December 01, 2007 - Chandana Banerjee

Cool-lision (Credit: big-pao)

We came across this interesting article in the Herald Review.

Vicki Henderson was dissatisfied with her appearance after the delivery of her son by Caesarian section, so she decided to do something about it.

"I hated that roll," she said. "I had a roll. I don't now."

Henderson, 37, consulted Dr. Emmanuella Joseph, a cosmetic and restorative surgeon, to see what could help her achieve her desired look and decided on a tummy tuck. But Joseph had something to ask in return: that Henderson donate the skin removed during the procedure to the Musculoskeletal Transplant Foundation.

Patients such as Henderson who are undergoing cosmetic procedures to remove excess skin can not only reap the benefits of an appearance-changing procedure but help others in the process. After a half-hour phone interview with the foundation to determine her donor eligibility, all Henderson had to give was her consent and that unwanted skin.

"I could help anybody," Henderson said. "Male, female, child, infant - anybody."

Because the product prepared from these donations is a framework from which the skin's outer layer and cells are removed, any donor can give to any recipient.

"Underneath the very top layer, the epidermis, everyone has the same dermis, and it doesn't have any antigens on it, and you can't make antibodies to it," Joseph said. "So it makes the perfect grafting material that you can use without having to take immunosuppressive agents that are toxic."

Joseph has performed more than 20 procedures this year in which she has removed unwanted skin and sent it off to the Musculoskeletal Transplant Foundation, which prepares the skin, freezes it for storage and coordinates the donations.

Donated skin, which used to come from cadavers, has been available from living donors for about a year, Joseph said.

The foundation sent Henderson a card thanking her.

"Through your generous gift, others will enjoy a better quality of life," it read.

Joseph said the extra time she spends counseling patients about the donation process and seeing them through the screening process is well worth the help their donations can provide.

"Once they've decided (to have surgery), and they pick the surgery date, then we tell them, 'you may donate,' " Joseph said. "And we give them that option, and I think everyone has said yes."

Joseph said the stigma of cosmetic surgery has been reduced in recent years as shows such as Nip/Tuck, Dr. 90210 and Extreme Makeover have glamorized the procedures on the small screen.

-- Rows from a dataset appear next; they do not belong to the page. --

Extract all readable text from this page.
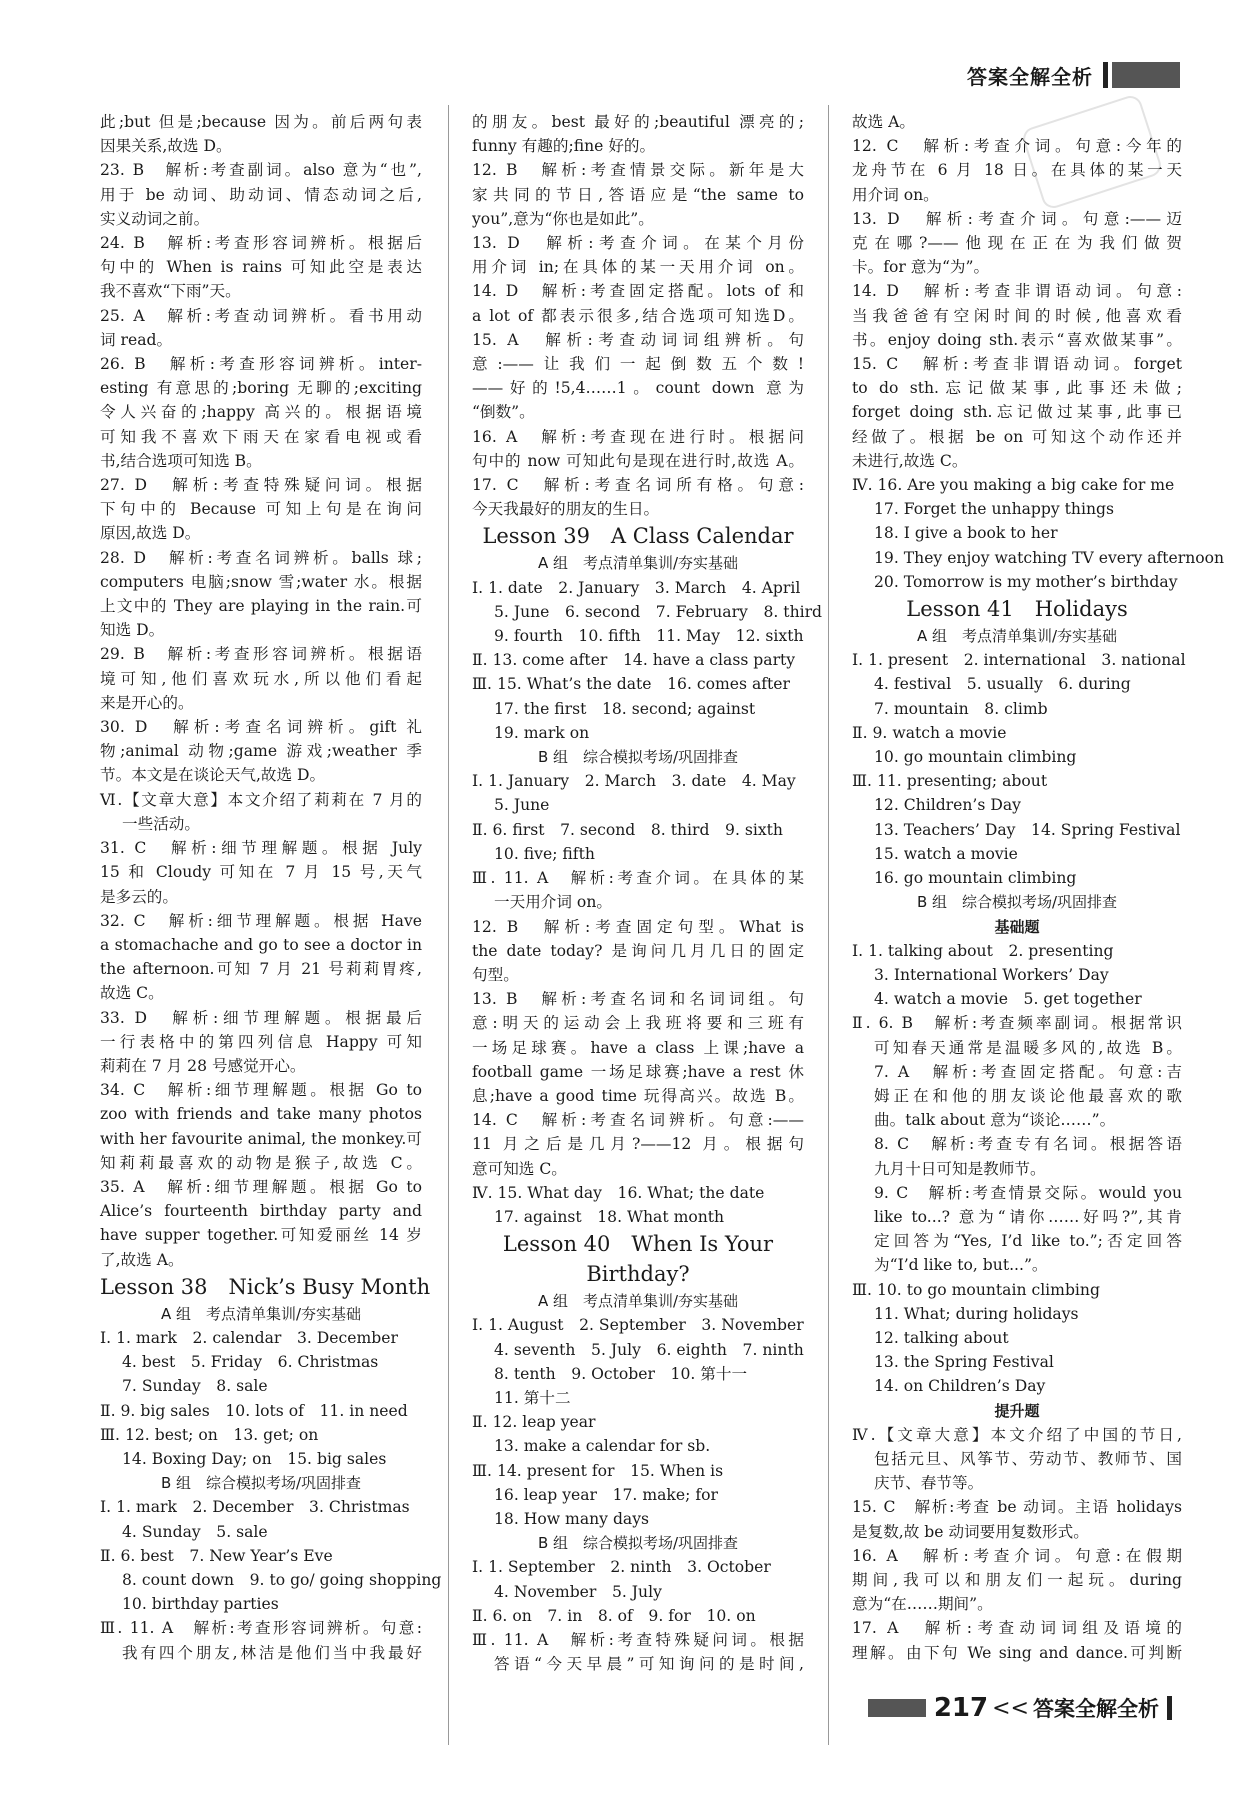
答案全解全析
此;but 但是;because 因为。前后两句表
因果关系,故选 D。
23. B　解析:考查副词。also 意为“也”,
用于 be 动词、助动词、情态动词之后,
实义动词之前。
24. B　解析:考查形容词辨析。根据后
句中的 When is rains 可知此空是表达
我不喜欢“下雨”天。
25. A　解析:考查动词辨析。看书用动
词 read。
26. B　解析:考查形容词辨析。inter-
esting 有意思的;boring 无聊的;exciting
令人兴奋的;happy 高兴的。根据语境
可知我不喜欢下雨天在家看电视或看
书,结合选项可知选 B。
27. D　解析:考查特殊疑问词。根据
下句中的 Because 可知上句是在询问
原因,故选 D。
28. D　解析:考查名词辨析。balls 球;
computers 电脑;snow 雪;water 水。根据
上文中的 They are playing in the rain.可
知选 D。
29. B　解析:考查形容词辨析。根据语
境可知,他们喜欢玩水,所以他们看起
来是开心的。
30. D　解析:考查名词辨析。gift 礼
物;animal 动物;game 游戏;weather 季
节。本文是在谈论天气,故选 D。
Ⅵ.【文章大意】本文介绍了莉莉在 7 月的
一些活动。
31. C　解析:细节理解题。根据 July
15 和 Cloudy 可知在 7 月 15 号,天气
是多云的。
32. C　解析:细节理解题。根据 Have
a stomachache and go to see a doctor in
the afternoon.可知 7 月 21 号莉莉胃疼,
故选 C。
33. D　解析:细节理解题。根据最后
一行表格中的第四列信息 Happy 可知
莉莉在 7 月 28 号感觉开心。
34. C　解析:细节理解题。根据 Go to
zoo with friends and take many photos
with her favourite animal, the monkey.可
知莉莉最喜欢的动物是猴子,故选 C。
35. A　解析:细节理解题。根据 Go to
Alice’s fourteenth birthday party and
have supper together.可知爱丽丝 14 岁
了,故选 A。
Lesson 38　Nick’s Busy Month
A 组　考点清单集训/夯实基础
Ⅰ. 1. mark　2. calendar　3. December
4. best　5. Friday　6. Christmas
7. Sunday　8. sale
Ⅱ. 9. big sales　10. lots of　11. in need
Ⅲ. 12. best; on　13. get; on
14. Boxing Day; on　15. big sales
B 组　综合模拟考场/巩固排查
Ⅰ. 1. mark　2. December　3. Christmas
4. Sunday　5. sale
Ⅱ. 6. best　7. New Year’s Eve
8. count down　9. to go/ going shopping
10. birthday parties
Ⅲ. 11. A　解析:考查形容词辨析。句意:
我有四个朋友,林洁是他们当中我最好
的朋友。best 最好的;beautiful 漂亮的;
funny 有趣的;fine 好的。
12. B　解析:考查情景交际。新年是大
家共同的节日,答语应是“the same to
you”,意为“你也是如此”。
13. D　解析:考查介词。在某个月份
用介词 in;在具体的某一天用介词 on。
14. D　解析:考查固定搭配。lots of 和
a lot of 都表示很多,结合选项可知选D。
15. A　解析:考查动词词组辨析。句
意:——让我们一起倒数五个数!
——好的!5,4……1。count down 意为
“倒数”。
16. A　解析:考查现在进行时。根据问
句中的 now 可知此句是现在进行时,故选 A。
17. C　解析:考查名词所有格。句意:
今天我最好的朋友的生日。
Lesson 39　A Class Calendar
A 组　考点清单集训/夯实基础
Ⅰ. 1. date　2. January　3. March　4. April
5. June　6. second　7. February　8. third
9. fourth　10. fifth　11. May　12. sixth
Ⅱ. 13. come after　14. have a class party
Ⅲ. 15. What’s the date　16. comes after
17. the first　18. second; against
19. mark on
B 组　综合模拟考场/巩固排查
Ⅰ. 1. January　2. March　3. date　4. May
5. June
Ⅱ. 6. first　7. second　8. third　9. sixth
10. five; fifth
Ⅲ. 11. A　解析:考查介词。在具体的某
一天用介词 on。
12. B　解析:考查固定句型。What is
the date today? 是询问几月几日的固定
句型。
13. B　解析:考查名词和名词词组。句
意:明天的运动会上我班将要和三班有
一场足球赛。have a class 上课;have a
football game 一场足球赛;have a rest 休
息;have a good time 玩得高兴。故选 B。
14. C　解析:考查名词辨析。句意:——
11 月之后是几月?——12 月。根据句
意可知选 C。
Ⅳ. 15. What day　16. What; the date
17. against　18. What month
Lesson 40　When Is Your
Birthday?
A 组　考点清单集训/夯实基础
Ⅰ. 1. August　2. September　3. November
4. seventh　5. July　6. eighth　7. ninth
8. tenth　9. October　10. 第十一
11. 第十二
Ⅱ. 12. leap year
13. make a calendar for sb.
Ⅲ. 14. present for　15. When is
16. leap year　17. make; for
18. How many days
B 组　综合模拟考场/巩固排查
Ⅰ. 1. September　2. ninth　3. October
4. November　5. July
Ⅱ. 6. on　7. in　8. of　9. for　10. on
Ⅲ. 11. A　解析:考查特殊疑问词。根据
答语“今天早晨”可知询问的是时间,
故选 A。
12. C　解析:考查介词。句意:今年的
龙舟节在 6 月 18 日。在具体的某一天
用介词 on。
13. D　解析:考查介词。句意:——迈
克在哪?——他现在正在为我们做贺
卡。for 意为“为”。
14. D　解析:考查非谓语动词。句意:
当我爸爸有空闲时间的时候,他喜欢看
书。enjoy doing sth.表示“喜欢做某事”。
15. C　解析:考查非谓语动词。forget
to do sth.忘记做某事,此事还未做;
forget doing sth.忘记做过某事,此事已
经做了。根据 be on 可知这个动作还并
未进行,故选 C。
Ⅳ. 16. Are you making a big cake for me
17. Forget the unhappy things
18. I give a book to her
19. They enjoy watching TV every afternoon
20. Tomorrow is my mother’s birthday
Lesson 41　Holidays
A 组　考点清单集训/夯实基础
Ⅰ. 1. present　2. international　3. national
4. festival　5. usually　6. during
7. mountain　8. climb
Ⅱ. 9. watch a movie
10. go mountain climbing
Ⅲ. 11. presenting; about
12. Children’s Day
13. Teachers’ Day　14. Spring Festival
15. watch a movie
16. go mountain climbing
B 组　综合模拟考场/巩固排查
基础题
Ⅰ. 1. talking about　2. presenting
3. International Workers’ Day
4. watch a movie　5. get together
Ⅱ. 6. B　解析:考查频率副词。根据常识
可知春天通常是温暖多风的,故选 B。
7. A　解析:考查固定搭配。句意:吉
姆正在和他的朋友谈论他最喜欢的歌
曲。talk about 意为“谈论……”。
8. C　解析:考查专有名词。根据答语
九月十日可知是教师节。
9. C　解析:考查情景交际。would you
like to...? 意为“请你……好吗?”,其肯
定回答为“Yes, I’d like to.”;否定回答
为“I’d like to, but...”。
Ⅲ. 10. to go mountain climbing
11. What; during holidays
12. talking about
13. the Spring Festival
14. on Children’s Day
提升题
Ⅳ.【文章大意】本文介绍了中国的节日,
包括元旦、风筝节、劳动节、教师节、国
庆节、春节等。
15. C　解析:考查 be 动词。主语 holidays
是复数,故 be 动词要用复数形式。
16. A　解析:考查介词。句意:在假期
期间,我可以和朋友们一起玩。during
意为“在……期间”。
17. A　解析:考查动词词组及语境的
理解。由下句 We sing and dance.可判断
217 << 答案全解全析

"It's more socially acceptable, but there are still people who don't want other people to know," Joseph said. She added that skin donation, although it is not the reason her patients have surgery, is an added bonus that makes many feel proud.

"I've always used AlloDerm," Joseph said of her experience working with dermal matrix. "I started using it way back in my training for burn surgery, and I saw so much success with that with people who would have died otherwise getting new skin, and actually their scars looking much better because we used this AlloDerm skin."

Joseph said one of the product's most interesting properties is that it is a regenerative matrix, meaning it allows surrounding cells to be incorporated into it.

"If you did a hernia repair two years ago and you go back in and take a biopsy of where you put that AlloDerm from another person, it will have incorporated into the tissues, and it will turn into skeletal muscle," Joseph said. "If you put bony matrix around it, you can make bone, and it can really turn into anything."

Donated skin is also used for burn victims, and the top layer of their own skin is placed over it.

One other procedure revolutionized by dermal matrix donations is single-stage breast reconstruction. Without the donations, a patient's skin would need to be stretched by a tissue expander for a period of time in order to accommodate the implant inserted following a mastectomy. The single-stage procedure reduces scarring, spares patient tissue and eliminates the need for multiple surgeries.

"We've done a lot of them, and women are totally happy because that's one surgery instead of three or four," Joseph said.